1. Vlaming, D. J., "Analysis of Cavitation Provides Advanced NPSH Estimates for Centrifugal Pumps," *Oil & Gas Journal*, November 19, 1984.

2. *Hydraulic Institute Standards*, Hydraulic Institute, 6 Campus Drive, First Floor North, Parsippany NJ, 07054-4406.

3. *Engineering Data Book*, Natural Gas Processors Suppliers Assoc., Tulsa, OK, 1966.

4. Stahl, H. A. & Stepanoff, A. J., "Thermodynamic Aspects of Cavitation in Centrifugal Pumps," ASME Paper No. 55‑A‑136, 1955.

5. Salemann, Victor, "Cavitation and NPSH Requirements of Various Liquids," ASME Paper No. 58‑A‑82, 1958.
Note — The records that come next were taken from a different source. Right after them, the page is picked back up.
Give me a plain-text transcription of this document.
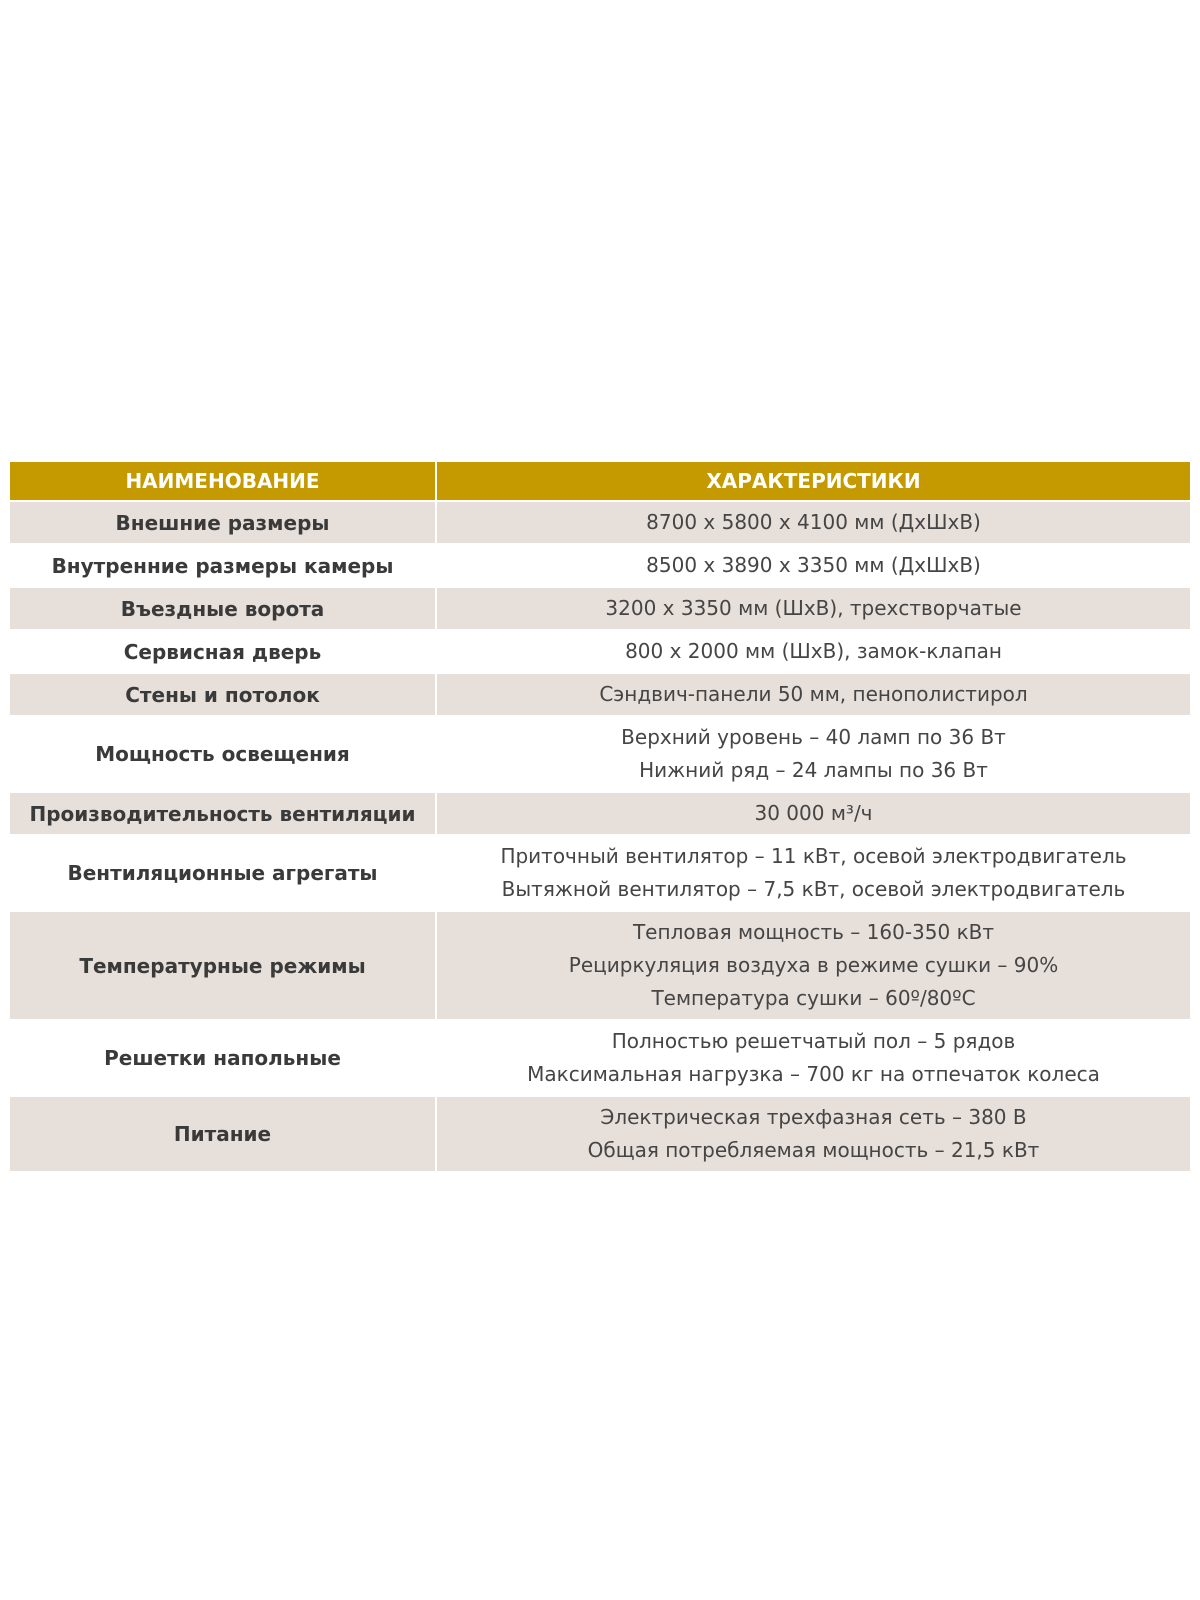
НАИМЕНОВАНИЕ	ХАРАКТЕРИСТИКИ
Внешние размеры	8700 х 5800 х 4100 мм (ДхШхВ)

Внутренние размеры камеры	8500 х 3890 х 3350 мм (ДхШхВ)

Въездные ворота	3200 х 3350 мм (ШхВ), трехстворчатые

Сервисная дверь	800 х 2000 мм (ШхВ), замок-клапан

Стены и потолок	Сэндвич-панели 50 мм, пенополистирол

Мощность освещения	Верхний уровень – 40 ламп по 36 Вт
Нижний ряд – 24 лампы по 36 Вт

Производительность вентиляции	30 000 м³/ч

Вентиляционные агрегаты	Приточный вентилятор – 11 кВт, осевой электродвигатель
Вытяжной вентилятор – 7,5 кВт, осевой электродвигатель

Температурные режимы	Тепловая мощность – 160-350 кВт
Рециркуляция воздуха в режиме сушки – 90%
Температура сушки – 60º/80ºС

Решетки напольные	Полностью решетчатый пол – 5 рядов
Максимальная нагрузка – 700 кг на отпечаток колеса

Питание	Электрическая трехфазная сеть – 380 В
Общая потребляемая мощность – 21,5 кВт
6. Whistler, A. M., "A Yardstick for NPSH Requirements," *Petroleum Refiner*, Jan. 1960.

7. Fang, Ken‑Shou, "How Accurate are Predictions of Required NPSH When Based on Speedscale Effect?", *Power*, February 1979.

8. Ross, Robert R., "Theoretical Prediction of NPSHR for Cavitation Free Operation of Centrifugal Pumps," *United Centrifugal Pumps*, about 1982.

9. Elsässer, Thomas; Brecht, Bernhard; Baumgarten, Sven, "The Gentle Giant of Niederaussem," *Pumps & Systems*, December 2006 (and letters to the editor, February 2007).